AGI
Dall’inizio dell’anno in Iraq sono stati scarcerati circa quattromila detenuti, centossessanta dei quali oggi stesso: lo ha rivendicato il vice primo ministro Hussein al-Shahristani, intervenendo alla cerimonia di liberazione di questi ultimi, nell’apparente tentativo di placare le proteste contro il governo guidato dal premier Nouri al-Maliki, sciita come Shahristani, in corso nell’intero Paese dalla fine di dicembre a opera della minoranza sunnita, che denuncia di essere sistematicamente discriminata dalle autorità, e tra le cui rivendicazioni c’è proprio il rilascio dei prigionieri.
Il vice di Maliki ha quindi aggiunto che gli ex reclusi potranno fare richiesta di un indennizzo, qualora fossero stati tenuti in carcere senza essere colpevoli di alcun reato.

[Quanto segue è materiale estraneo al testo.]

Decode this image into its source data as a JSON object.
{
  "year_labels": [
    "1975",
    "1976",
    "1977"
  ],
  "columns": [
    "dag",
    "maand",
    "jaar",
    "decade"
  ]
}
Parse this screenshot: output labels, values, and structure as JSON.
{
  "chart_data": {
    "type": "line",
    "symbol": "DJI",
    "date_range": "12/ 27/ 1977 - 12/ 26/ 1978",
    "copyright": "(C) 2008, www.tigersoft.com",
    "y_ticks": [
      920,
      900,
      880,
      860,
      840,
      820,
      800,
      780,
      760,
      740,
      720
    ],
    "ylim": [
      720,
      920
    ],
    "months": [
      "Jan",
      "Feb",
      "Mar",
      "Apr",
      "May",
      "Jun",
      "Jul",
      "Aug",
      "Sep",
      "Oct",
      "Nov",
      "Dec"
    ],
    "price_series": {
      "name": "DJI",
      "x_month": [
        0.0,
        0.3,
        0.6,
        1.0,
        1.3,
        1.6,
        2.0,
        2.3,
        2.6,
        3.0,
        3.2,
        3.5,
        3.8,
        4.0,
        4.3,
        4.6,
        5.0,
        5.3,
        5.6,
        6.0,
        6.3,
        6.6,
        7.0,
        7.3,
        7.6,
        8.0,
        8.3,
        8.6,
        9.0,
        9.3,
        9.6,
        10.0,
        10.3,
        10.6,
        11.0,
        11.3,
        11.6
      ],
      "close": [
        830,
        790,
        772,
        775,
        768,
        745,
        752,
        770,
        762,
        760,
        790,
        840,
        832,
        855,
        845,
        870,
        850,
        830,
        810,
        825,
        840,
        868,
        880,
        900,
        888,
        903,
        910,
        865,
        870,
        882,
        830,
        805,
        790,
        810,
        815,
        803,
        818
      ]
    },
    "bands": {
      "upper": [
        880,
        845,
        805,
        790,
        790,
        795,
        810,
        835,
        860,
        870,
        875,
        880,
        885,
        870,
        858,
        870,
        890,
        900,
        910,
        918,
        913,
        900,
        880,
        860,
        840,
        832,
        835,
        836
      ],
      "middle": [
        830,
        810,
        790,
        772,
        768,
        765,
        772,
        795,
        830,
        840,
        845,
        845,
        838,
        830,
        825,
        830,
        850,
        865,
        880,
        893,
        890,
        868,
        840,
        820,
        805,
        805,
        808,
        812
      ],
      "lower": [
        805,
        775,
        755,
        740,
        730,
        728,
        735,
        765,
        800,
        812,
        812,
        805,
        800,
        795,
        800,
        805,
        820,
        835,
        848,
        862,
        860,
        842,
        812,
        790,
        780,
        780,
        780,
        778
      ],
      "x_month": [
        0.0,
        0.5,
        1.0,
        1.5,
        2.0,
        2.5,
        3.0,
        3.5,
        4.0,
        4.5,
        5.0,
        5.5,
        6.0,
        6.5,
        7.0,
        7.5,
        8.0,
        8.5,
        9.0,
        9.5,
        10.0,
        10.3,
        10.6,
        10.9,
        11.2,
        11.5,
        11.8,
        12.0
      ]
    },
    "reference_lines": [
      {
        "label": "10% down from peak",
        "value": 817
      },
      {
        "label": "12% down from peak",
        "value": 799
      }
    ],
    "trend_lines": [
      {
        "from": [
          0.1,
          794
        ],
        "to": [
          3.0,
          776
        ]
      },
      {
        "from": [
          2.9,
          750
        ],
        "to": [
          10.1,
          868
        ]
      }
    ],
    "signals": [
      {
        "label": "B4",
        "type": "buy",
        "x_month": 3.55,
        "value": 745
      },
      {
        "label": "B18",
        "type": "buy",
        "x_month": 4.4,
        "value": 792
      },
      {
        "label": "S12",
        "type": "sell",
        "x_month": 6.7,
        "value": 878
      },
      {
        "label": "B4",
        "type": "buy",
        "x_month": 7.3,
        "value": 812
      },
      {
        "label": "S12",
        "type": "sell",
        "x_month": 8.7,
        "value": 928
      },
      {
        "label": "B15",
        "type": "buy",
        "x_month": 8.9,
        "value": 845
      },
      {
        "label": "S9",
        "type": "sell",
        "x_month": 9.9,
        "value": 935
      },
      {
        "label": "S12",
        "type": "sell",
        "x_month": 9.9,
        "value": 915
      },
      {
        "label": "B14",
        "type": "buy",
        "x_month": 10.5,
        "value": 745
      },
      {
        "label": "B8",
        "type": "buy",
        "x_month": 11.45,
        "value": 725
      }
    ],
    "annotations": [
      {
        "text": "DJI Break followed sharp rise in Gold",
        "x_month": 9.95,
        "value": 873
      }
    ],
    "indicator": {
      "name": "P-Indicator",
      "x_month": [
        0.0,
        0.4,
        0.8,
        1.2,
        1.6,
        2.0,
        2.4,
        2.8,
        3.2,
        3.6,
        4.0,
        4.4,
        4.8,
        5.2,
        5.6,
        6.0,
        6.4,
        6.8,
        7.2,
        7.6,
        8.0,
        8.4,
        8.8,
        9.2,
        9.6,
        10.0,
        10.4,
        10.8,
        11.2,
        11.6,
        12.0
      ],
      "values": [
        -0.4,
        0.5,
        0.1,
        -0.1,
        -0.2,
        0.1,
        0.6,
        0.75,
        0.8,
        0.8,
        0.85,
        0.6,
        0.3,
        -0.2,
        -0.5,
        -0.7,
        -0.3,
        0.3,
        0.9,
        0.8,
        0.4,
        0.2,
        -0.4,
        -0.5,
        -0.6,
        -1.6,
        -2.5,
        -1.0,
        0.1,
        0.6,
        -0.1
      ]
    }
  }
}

È il caso di una delle persone liberate oggi, il cinquantenne Najeh Ali Shimmar, sposato e padre di due figlie, rimasto in cella per quasi un decennio senza che a suo carico si sia mai tenuto un processo.
“Sto vivendo un sogno”, ha commentato l’uomo. “Non ci credevo finché non sono uscito da dietro le mura del penitenziario. Shimmar fu arrestato nell’ottobre 2003 dalle truppe americane per presunta violazione del coprifuoco allora in vigore a al-Madain, cittadina situata una quindicina di chilometri a sud di Baghdad. Due anni dopo fu consegnato alle forze irachene, che lo accusarono di tre omicidi che non poteva aver commesso, essendo rinchiuso. Attese quindi otto anni prima di comparire davanti a un giudice. “Persino lui rimase sconcertato, e decise di rilasciarmi immediatamente”, ha raccontato. Commentando la sua vicenda, il vice premier ha assicurato che “adesso la magistratura sta collaborando con noi per porre fine a casi del genere e semplificare le relative procedure”.